第21章 融合微量雷電,棒梗摸門把手全身抽搐


  紅星軋鋼廠的廢料場上,黑煙滾滾,熱浪逼人。

  閻埠貴躲在一根大鐵柱子後面。

  看著平時在院裡作威作福的劉海中,此刻正灰頭土臉地揮舞著鐵鍬,和那些最底層的苦力一起鏟著滾燙的鋼渣。

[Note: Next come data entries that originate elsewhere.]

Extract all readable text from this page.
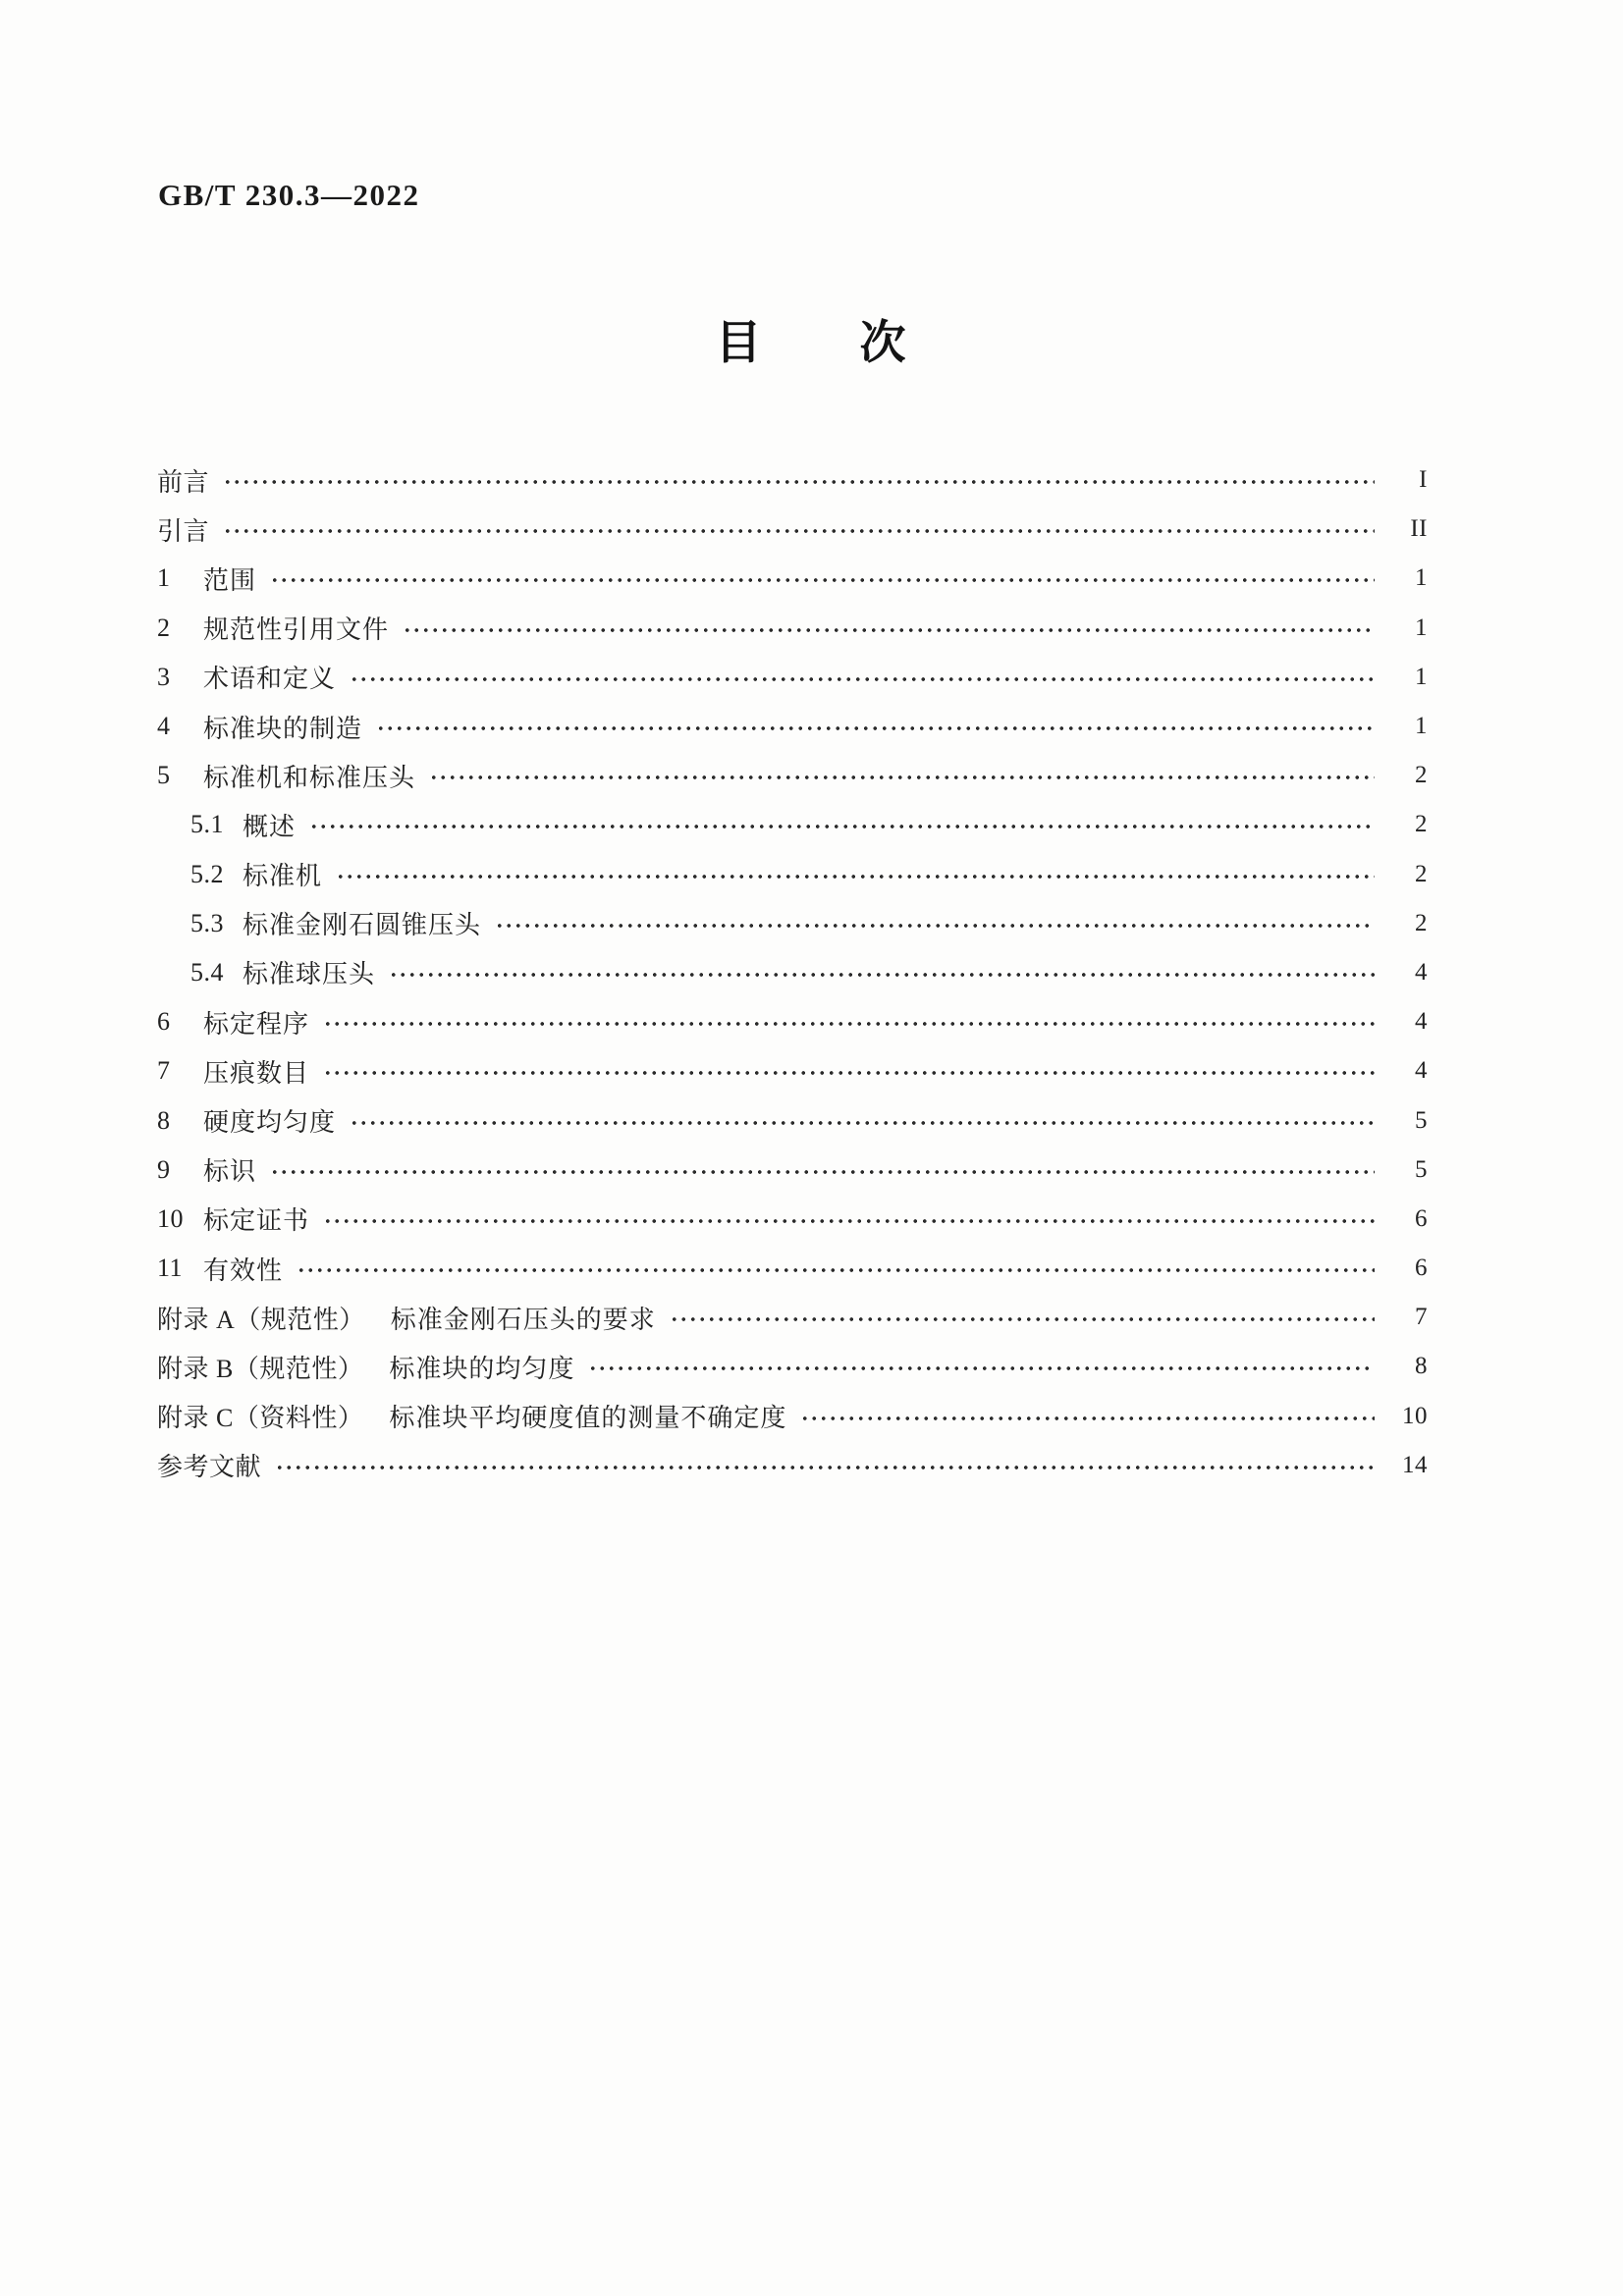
GB/T 230.3—2022
目　　次
前言	I
引言	II
1	范围	1
2	规范性引用文件	1
3	术语和定义	1
4	标准块的制造	1
5	标准机和标准压头	2
5.1 概述	2
5.2 标准机	2
5.3 标准金刚石圆锥压头	2
5.4 标准球压头	4
6	标定程序	4
7	压痕数目	4
8	硬度均匀度	5
9	标识	5
10 标定证书	6
11 有效性	6
附录 A（规范性） 标准金刚石压头的要求	7
附录 B（规范性） 标准块的均匀度	8
附录 C（资料性） 标准块平均硬度值的测量不确定度	10
参考文献	14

  那肥胖的身軀在高溫下仿佛都要融化了,慘狀簡直不堪入目。

  閻埠貴下意識地縮了縮脖子,倒吸了一口冷氣。

  「我的乖乖,這劉海中平時就想著當官,這下可好,直接成掏爐灰的了。」

  「肯定是惹了張懷民那小煞星,這報應來得也太快了。」

  閻埠貴心裡一陣後怕。

  暗自慶幸自己前兩天只是被白嫖了一條大魚。

  

  要是真把那小祖宗惹急了,自己這老師的鐵飯碗估計都保不住。

  「以後在院裡,見著這小子得繞道走。」

  閻埠貴打定主意,扶了扶眼鏡,悄悄溜出了廢料場。

  而在四合院這邊。

  張懷民今天去了趟前門大街的供銷社。

  用王主任給的特批副食品券,買了兩斤大白兔奶糖和一些江米條。

  他雖然內里是個成年人,但畢竟現在是五歲的身體,該有的口腹之慾還是有的。

  而且,他故意買這麼多好吃的,就是要饞死大院裡那些極品。

  這叫精神折磨。

  張懷民前腳剛走,賈家的那隻小白眼狼——棒梗,後腳就摸到了前院。

  棒梗這幾天可算是遭了大罪。

  先是被大公雞啄爛了屁股,昨天又在夾道里摔斷了兩顆門牙。

  現在說話還漏風,一吃東西就疼得齜牙咧嘴。

  賈張氏心疼孫子,但也拿不出錢去買好吃的。

  只能天天熬點稀拉拉的棒子麵糊糊對付。

  棒梗可是被賈家嬌生慣養慣了的。

  哪裡吃得了這種苦。

  他看著張懷民每天穿著乾乾淨淨的小棉襖,吃香的喝辣的,甚至連街道辦主任都給他送大白兔奶糖。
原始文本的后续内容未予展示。